If you see signs of concentration followed by mistakes, it may be that your child maxed out the mental muscle powering that effort. Kids can’t bring full attention to the tasks adults take for granted for the same amount of time we might commit. They tire more quickly than we do because they are putting in more effort than we are.
Example: Most of us read to the end of the reader’s first page before your reading-aloud child has gotten to the end of the first sentence. When that happens, you will likely feel annoyed, bored, frustrated, and worried if your child skips a word or adds a word or says a word that’s not in that line. In part, your frustration comes from the sheer tedium of listening to a child sound out words! I know how exhausting that is! Imagine, then, how much more fatiguing it is to actually go through the work of sounding out and really seeing what the word is? Imagine how much your child wants to succeed and please you?
Take breaks, go slowly, give chances for your child to work alone, without you right by his or her side.
These principles apply for any subject: addition, remembering to borrow when subtracting, handwriting cursive letters, reading silently, reading aloud, learning phonics, freewriting, copying, filling in workbook pages…
Try not to cast your child’s “slowness to get it” in character-slamming language.
Don’t use words like:
lazy, doesn’t care, won’t work hard, never puts forth a full effort, distracted, willful, defiant, careless, “just how he/she is”…
Don’t ask rhetorical questions like:
Why can’t you….? Why don’t you….?
Can’t you remember one little thing we did from yesterday?

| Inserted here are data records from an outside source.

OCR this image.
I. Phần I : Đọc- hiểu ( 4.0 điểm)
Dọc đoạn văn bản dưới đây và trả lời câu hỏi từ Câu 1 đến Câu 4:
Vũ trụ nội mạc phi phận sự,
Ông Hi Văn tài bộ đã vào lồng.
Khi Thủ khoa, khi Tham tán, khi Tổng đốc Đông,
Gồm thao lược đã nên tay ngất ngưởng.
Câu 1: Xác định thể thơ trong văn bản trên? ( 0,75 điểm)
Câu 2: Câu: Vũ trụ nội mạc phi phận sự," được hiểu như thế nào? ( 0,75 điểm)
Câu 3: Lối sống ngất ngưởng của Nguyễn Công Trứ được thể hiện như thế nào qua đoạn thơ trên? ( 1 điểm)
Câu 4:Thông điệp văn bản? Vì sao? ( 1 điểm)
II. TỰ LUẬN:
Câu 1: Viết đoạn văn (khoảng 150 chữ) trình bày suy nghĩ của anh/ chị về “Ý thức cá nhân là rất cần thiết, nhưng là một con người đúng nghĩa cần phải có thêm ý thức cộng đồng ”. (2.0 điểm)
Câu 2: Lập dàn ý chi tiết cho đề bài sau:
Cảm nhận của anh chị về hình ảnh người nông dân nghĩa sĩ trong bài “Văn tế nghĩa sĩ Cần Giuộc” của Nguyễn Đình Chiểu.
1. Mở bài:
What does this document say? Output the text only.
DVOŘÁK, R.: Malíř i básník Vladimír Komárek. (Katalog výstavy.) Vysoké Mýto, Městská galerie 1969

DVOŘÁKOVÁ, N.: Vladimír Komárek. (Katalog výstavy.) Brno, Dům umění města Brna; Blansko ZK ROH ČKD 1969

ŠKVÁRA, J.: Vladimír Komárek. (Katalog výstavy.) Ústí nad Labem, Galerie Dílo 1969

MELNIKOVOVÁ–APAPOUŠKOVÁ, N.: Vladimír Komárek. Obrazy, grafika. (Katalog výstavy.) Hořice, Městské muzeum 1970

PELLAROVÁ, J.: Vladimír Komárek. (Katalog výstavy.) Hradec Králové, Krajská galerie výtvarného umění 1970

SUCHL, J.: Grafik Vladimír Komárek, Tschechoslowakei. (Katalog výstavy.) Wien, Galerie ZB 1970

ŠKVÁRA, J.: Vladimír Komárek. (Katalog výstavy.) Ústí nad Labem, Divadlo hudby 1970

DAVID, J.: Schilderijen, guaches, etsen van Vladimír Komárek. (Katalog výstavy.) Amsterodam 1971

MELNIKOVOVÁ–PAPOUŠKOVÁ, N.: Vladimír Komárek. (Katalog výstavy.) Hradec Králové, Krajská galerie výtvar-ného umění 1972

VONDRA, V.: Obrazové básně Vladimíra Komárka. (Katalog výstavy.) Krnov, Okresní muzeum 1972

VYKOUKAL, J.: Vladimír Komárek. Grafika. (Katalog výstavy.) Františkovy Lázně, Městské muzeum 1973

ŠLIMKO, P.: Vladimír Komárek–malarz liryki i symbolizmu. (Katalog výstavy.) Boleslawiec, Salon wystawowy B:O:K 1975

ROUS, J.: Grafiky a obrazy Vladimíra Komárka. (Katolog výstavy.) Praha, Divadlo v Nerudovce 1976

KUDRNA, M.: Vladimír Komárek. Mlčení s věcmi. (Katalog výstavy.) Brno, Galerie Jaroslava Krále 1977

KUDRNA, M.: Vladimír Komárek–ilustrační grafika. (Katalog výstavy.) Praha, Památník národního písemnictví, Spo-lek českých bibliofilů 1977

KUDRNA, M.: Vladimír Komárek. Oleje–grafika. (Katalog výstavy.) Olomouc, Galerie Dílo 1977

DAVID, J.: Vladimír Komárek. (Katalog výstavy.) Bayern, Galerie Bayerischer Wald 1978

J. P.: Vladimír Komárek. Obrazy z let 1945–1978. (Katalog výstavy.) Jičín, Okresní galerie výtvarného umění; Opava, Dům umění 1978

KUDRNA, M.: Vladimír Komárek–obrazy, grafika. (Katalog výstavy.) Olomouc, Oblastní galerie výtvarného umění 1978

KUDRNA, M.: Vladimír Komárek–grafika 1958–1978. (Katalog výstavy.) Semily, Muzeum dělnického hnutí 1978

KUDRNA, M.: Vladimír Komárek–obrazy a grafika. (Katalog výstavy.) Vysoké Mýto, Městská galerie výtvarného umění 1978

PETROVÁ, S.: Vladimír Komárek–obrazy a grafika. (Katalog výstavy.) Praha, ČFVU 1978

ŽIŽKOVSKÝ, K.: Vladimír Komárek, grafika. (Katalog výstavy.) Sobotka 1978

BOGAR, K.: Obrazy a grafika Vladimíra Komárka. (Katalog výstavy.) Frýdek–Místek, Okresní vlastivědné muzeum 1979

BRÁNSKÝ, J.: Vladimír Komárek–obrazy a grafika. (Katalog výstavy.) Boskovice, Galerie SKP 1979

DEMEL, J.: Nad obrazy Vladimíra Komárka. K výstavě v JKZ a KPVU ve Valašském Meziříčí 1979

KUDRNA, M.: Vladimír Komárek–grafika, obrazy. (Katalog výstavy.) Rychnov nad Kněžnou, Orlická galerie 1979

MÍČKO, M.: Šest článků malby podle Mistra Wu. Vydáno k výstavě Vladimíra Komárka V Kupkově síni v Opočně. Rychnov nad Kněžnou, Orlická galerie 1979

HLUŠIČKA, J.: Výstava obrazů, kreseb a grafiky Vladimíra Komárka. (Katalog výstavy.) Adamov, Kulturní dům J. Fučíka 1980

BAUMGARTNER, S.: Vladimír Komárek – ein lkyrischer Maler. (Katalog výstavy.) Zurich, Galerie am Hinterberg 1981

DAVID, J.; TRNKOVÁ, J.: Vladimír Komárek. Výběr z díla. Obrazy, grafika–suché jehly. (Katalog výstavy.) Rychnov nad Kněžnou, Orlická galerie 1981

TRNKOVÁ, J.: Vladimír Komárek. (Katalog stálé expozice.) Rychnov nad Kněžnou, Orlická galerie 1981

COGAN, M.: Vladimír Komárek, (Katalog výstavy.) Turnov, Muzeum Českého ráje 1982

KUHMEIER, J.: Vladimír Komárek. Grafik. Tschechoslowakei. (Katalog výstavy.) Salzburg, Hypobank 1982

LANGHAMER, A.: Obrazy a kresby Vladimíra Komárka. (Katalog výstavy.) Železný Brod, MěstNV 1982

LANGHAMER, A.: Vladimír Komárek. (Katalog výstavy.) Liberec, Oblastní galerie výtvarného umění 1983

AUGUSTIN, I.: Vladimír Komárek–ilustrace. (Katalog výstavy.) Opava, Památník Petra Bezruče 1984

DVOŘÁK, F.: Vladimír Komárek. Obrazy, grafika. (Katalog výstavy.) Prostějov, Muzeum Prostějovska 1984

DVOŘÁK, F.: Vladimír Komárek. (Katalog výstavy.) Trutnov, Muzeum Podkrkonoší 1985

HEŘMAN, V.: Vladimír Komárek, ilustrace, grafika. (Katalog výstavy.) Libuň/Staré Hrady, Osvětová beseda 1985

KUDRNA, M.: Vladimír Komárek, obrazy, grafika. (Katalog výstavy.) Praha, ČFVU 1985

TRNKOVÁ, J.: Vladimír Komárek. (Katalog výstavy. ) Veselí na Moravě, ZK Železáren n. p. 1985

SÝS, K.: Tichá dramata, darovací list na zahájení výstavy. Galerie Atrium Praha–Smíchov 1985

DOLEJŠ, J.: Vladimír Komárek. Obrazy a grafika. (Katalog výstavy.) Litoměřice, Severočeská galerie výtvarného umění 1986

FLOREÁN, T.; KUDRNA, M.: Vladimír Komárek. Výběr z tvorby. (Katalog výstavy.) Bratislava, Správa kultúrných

How can you make the same mistake three times?
Didn’t we just talk about this?
Keep the learning sessions short. Do the hard-to-get practice in a burst of devotion and then when tedium hits and you are tempted to clock your heads together, stop. Save the next effort for another day.
Over time, progress happens. Stay alert to your child’s struggles so that you may discover a “block” that you hadn’t noticed in your frustration. Keep going. Don’t give up. Trust the process and your child’s natural goodwill toward you.